For those of you who have the good fortune not to work in a language with dynamic scope, let me give you a little refresher on how that works. Imagine a pseudo-language, called "RUBELLA", that behaves like this:
function foo() {
print(x); // not defined locally => uses whatever value `x` has in the calling context
y = "tetanus";
}
function bar() {
x = "measles";
foo();
print(y); // not defined locally, but set by the call to `foo()`
}
bar(); // prints "measles" followed by "tetanus"
That is, variables propagate up and down the call stack freely - all variables defined in foo
are visible to (and mutatable by) its caller bar
, and the reverse is also true. This has serious implications for code refactorability. Imagine that you have the following code:
function a() { // defined in file A
x = "qux";
b();
}
function b() { // defined in file B
c();
}
function c() { // defined in file C
print(x);
}
Now, calls to a()
will print qux
. But then, someday, you decide that you need to change b
a little bit. You don't know all the calling contexts (some of which may in fact be outside your codebase), but that should be alright - your changes are going to be completely internal to b
, right? So you rewrite it like this:
function b() {
x = "oops";
c();
}
And you might think that you haven't changed anything, since you've just defined a local variable. But, in fact, you've broken a
! Now, a
prints oops
rather than qux
.
Bringing this back out of the realm of pseudo-languages, this is exactly how MUMPS behaves, albeit with different syntax.

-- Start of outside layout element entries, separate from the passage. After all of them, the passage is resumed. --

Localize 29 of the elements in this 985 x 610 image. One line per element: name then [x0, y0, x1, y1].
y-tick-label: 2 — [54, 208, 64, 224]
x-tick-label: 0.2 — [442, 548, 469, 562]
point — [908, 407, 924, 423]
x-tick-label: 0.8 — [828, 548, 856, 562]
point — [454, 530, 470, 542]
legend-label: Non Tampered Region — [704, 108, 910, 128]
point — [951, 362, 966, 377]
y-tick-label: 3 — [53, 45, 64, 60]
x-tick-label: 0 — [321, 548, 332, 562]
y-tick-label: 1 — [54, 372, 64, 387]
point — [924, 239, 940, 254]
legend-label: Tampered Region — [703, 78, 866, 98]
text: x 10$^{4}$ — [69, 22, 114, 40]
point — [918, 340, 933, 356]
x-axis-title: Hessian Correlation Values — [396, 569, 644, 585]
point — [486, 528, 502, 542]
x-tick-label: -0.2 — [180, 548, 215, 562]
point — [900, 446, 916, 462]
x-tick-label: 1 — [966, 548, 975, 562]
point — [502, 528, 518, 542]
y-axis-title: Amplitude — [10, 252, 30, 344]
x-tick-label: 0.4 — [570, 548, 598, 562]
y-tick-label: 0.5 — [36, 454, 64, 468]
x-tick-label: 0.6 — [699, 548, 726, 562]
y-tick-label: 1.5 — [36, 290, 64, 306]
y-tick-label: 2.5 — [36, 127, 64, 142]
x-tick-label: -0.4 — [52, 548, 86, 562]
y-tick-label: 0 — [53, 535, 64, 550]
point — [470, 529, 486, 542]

Modern ("modern") versions of MUMPS include the so-called NEW
statement, which allows you to prevent variables from leaking from a callee to a caller. So in the first example above, if we had done NEW y = "tetanus"
in foo()
, then print(y)
in bar()
would print nothing (in MUMPS, all names point to the empty string unless explicitly set to something else). But there is nothing that can prevent variables from leaking from a caller to a callee: if we have function p() { NEW x = 3; q(); print(x); }
, for all we know, q()
could mutate x
, despite not explicitly receiving x
as a parameter. This is still a bad situation to be in, but not as bad as it probably used to be.
With these dangers in mind, how can we safely refactor code in MUMPS or any other language with dynamic scoping?

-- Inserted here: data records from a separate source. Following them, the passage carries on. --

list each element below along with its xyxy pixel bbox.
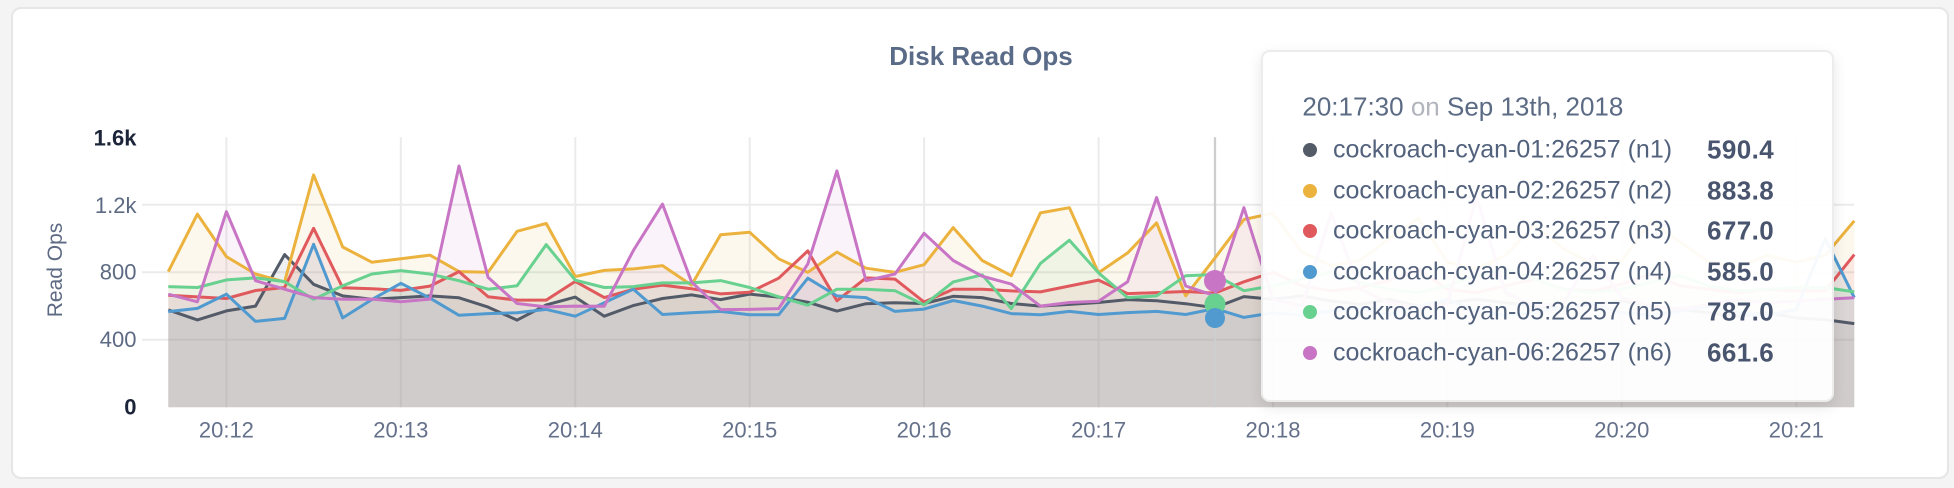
svg-text:20:19: 20:19 — [1420, 418, 1475, 443]
svg-text:1.2k: 1.2k — [95, 193, 138, 218]
svg-text:400: 400 — [100, 327, 137, 352]
svg-text:800: 800 — [100, 260, 137, 285]
svg-text:20:14: 20:14 — [548, 418, 603, 443]
svg-text:20:21: 20:21 — [1769, 418, 1824, 443]
svg-text:20:20: 20:20 — [1594, 418, 1649, 443]
svg-text:20:15: 20:15 — [722, 418, 777, 443]
svg-text:20:13: 20:13 — [373, 418, 428, 443]
svg-text:0: 0 — [124, 394, 136, 419]
svg-text:1.6k: 1.6k — [94, 125, 138, 150]
svg-text:20:18: 20:18 — [1245, 418, 1300, 443]
svg-text:20:16: 20:16 — [897, 418, 952, 443]
svg-text:20:17: 20:17 — [1071, 418, 1126, 443]
svg-text:Read Ops: Read Ops — [44, 223, 67, 318]
svg-text:20:12: 20:12 — [199, 418, 254, 443]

There are some obvious good practices for making refactoring easier, like never using variables in a function other than those you initialize (NEW
) yourself or are passed as an explicit parameter, and explicitly documenting any parameters that are implicitly passed from a function's callers. But in a decades-old, ~108-LOC codebase, these are luxuries one often does not have.
And, of course, essentially all good practices for refactoring in languages with lexical scope are also applicable in languages with dynamic scope - write tests, and so forth. The question, then, is this: how do we mitigate the risks specifically associated with the increased fragility of dynamically-scoped code when refactoring?
(Note that while How do you navigate and refactor code written in a dynamic language? has a similar title to this question, it is wholly unrelated.)